The TADA predictive models’ results reach a 91% global score, a 99% R2 based on actual data for gas storage. 

Storage plays a vital role in competitive natural-gas markets. Indeed, the consumption of natural gas varies more than gas production does. Furthermore, the injection season happens at entirely different times from the actual gas demand. Whether during the summer months or cold weather, it has no impact on gas injection timing. Demand is fluctuating. And to top it off, demand is often at a considerable distance from the gas production sources. Hence, there are significant variations in average prices. Furthermore, in North America and Europe, natural gas storage capacity measured by working volume is around 18% of the total consumption. As a consequence, there are fluctuations in natural gas prices. TADA has selected the following six main criteria out of the eleven available in the dataset:
  • Distributor Forecast Base (GWh),
  • Distributor Daily Variation (GWh), 
  • Previous Day Temperature (°C),
  • Month,
  • Transporter Daily Variation (GWh),
  • Date.

Analyzing TADA’s results, it does make sense that the actual gas stored depends on the month. Typically, more gas is consumed during cold weather than during the summer months. 

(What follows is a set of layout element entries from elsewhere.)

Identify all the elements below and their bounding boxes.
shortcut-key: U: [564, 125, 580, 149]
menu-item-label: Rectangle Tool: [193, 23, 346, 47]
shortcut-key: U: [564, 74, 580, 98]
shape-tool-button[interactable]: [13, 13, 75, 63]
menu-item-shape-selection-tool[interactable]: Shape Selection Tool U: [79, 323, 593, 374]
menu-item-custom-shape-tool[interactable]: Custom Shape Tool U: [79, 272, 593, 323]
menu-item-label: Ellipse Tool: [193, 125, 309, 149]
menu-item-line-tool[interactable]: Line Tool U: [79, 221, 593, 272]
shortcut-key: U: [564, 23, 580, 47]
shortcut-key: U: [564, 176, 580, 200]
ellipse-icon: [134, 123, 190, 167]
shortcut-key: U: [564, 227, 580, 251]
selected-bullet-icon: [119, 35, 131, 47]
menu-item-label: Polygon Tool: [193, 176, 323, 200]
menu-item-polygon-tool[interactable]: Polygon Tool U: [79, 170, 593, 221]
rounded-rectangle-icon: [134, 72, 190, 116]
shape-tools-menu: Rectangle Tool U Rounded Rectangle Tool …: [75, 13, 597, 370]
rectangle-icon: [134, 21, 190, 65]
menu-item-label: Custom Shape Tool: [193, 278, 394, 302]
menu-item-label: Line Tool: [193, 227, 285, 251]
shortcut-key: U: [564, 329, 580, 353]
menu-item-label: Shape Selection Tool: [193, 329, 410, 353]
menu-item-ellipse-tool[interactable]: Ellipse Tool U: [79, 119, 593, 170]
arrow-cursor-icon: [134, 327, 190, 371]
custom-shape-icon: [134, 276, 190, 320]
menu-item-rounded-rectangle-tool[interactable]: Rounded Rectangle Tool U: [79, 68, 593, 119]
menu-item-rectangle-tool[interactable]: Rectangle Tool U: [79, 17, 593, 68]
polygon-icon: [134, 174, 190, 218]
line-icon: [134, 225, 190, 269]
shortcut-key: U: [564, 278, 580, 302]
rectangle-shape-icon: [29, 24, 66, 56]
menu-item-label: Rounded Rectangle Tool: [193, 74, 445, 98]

Since the financial crisis, natural gas production has been steadily increasing at a yearly average of 2.7%.

Customer Benefits

In one week, procurement engineers at Storengy gained the ability to:

  • Make accurate predictions of the gas storage amount required.
  • With an estimated global score of 91%.
  • Gather quantitative data about the impact of the previous day’s temperature on the gas stocks.